Jerman Bangkitkan Militer Terkuat di Eropa: Target 260.000 Personel & Anggaran 3.5% PDB

- Selasa, 20 Januari 2026 | 13:00 WIB
Jerman Bangkitkan Militer Terkuat di Eropa: Target 260.000 Personel & Anggaran 3.5% PDB

Ancaman dari Rusia menjadi faktor krusial. Pada 2026, Rusia diyakini telah beralih ke mode ekonomi perang penuh dengan keunggulan jumlah personel berpengalaman dan produksi amunisi.

Sebaliknya, militer Eropa masih terfragmentasi oleh ego nasional dan perbedaan sistem senjata. Tanpa logistik dan intelijen satelit AS, mobilisasi cepat masih menjadi tantangan.

Respon dan Kekhawatiran Internasional

Kebangkitan militer Jerman membuat Moskow tidak nyaman. Duta Besar Rusia untuk Jerman, Sergey Nechayev, menyebut Jerman tengah mempercepat persiapan konfrontasi militer skala penuh.

Di sisi lain, keyakinan publik Jerman terhadap ancaman semakin tinggi. 8 dari 10 warga Jerman yakin Vladimir Putin akan memperluas perang ke negara NATO pada 2029.

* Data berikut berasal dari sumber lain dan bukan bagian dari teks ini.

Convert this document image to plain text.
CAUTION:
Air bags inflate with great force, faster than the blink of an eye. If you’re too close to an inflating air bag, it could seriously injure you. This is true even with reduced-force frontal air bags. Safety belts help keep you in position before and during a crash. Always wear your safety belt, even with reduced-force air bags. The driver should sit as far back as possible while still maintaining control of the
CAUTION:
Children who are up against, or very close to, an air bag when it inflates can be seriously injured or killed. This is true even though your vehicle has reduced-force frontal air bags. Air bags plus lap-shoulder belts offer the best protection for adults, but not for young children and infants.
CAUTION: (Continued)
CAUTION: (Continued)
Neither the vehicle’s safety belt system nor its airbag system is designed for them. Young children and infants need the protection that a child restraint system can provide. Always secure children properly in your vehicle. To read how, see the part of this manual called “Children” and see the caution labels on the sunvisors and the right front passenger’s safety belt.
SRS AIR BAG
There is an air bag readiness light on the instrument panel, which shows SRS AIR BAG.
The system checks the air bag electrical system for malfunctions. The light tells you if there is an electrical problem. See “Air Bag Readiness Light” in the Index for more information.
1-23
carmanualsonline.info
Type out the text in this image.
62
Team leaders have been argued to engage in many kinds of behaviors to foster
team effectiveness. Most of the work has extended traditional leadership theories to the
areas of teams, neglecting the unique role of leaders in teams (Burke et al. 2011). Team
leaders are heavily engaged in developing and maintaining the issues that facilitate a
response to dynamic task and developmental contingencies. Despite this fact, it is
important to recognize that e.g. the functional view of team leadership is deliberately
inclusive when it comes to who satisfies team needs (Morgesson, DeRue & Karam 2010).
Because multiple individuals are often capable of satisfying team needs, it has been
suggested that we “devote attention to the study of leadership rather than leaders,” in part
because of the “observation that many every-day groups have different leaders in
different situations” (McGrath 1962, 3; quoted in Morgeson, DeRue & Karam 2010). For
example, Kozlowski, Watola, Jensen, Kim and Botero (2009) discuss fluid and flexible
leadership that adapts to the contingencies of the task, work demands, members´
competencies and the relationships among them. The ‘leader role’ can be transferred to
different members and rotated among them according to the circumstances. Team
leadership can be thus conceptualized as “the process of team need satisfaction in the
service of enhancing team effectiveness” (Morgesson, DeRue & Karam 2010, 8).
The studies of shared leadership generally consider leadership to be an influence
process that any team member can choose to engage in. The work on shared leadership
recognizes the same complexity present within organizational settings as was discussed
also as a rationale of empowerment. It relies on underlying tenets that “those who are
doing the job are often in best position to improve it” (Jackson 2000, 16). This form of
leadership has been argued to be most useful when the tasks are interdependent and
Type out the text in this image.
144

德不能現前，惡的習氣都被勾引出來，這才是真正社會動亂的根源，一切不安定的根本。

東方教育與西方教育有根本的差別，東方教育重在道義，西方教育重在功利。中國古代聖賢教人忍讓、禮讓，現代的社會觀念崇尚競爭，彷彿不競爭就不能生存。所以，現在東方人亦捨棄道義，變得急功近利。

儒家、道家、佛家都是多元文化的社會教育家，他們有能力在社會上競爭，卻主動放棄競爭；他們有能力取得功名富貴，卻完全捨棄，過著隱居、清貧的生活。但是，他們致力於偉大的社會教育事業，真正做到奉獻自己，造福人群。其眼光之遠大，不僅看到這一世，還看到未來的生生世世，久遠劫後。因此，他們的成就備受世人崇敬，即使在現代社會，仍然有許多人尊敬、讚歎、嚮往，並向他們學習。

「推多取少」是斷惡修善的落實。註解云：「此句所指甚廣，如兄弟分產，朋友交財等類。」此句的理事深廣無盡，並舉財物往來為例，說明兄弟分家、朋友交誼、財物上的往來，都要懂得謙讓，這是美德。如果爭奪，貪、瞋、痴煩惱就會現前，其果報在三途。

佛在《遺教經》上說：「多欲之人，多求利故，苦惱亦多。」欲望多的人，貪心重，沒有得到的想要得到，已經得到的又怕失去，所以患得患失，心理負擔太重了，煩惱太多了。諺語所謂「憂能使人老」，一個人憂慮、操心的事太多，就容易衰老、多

Kilas Balik: Sejarah Kekuatan Militer Jerman dari PD I hingga Era Modern

Jerman memiliki sejarah militer yang kompleks. Pada Perang Dunia I, mereka menjadi kekuatan darat dominan dengan doktrin terorganisir dan teknologi artileri berat.

Pasca kekalahan, Jerman dibatasi secara militer oleh Perjanjian Versailles. Namun, mereka bangkit lagi di era Nazi dengan doktrin Blitzkrieg dan inovasi seperti roket V-2 dan pesawat jet pertama.

Kekalahan di PD II membawa Jerman pada demiliterisasi total. Selama Perang Dingin, Bundeswehr dibentuk 1955 dengan kontrol sipil ketat, mencerminkan budaya pasifisme yang kuat.

Titik balik terjadi pasca invasi Rusia ke Ukraina 2022, yang memicu perubahan kebijakan dramatis (Zeitenwende). Jerman kini membuang pasifisme dan berambisi memimpin pertahanan Eropa.

Transformasi militer Jerman di tahun 2026 menandai era baru. Kebangkitan "raksasa tidur" ini bukan untuk agresi, tetapi sebagai respons atas ancaman nyata dan tanggung jawab keamanan kolektif Eropa.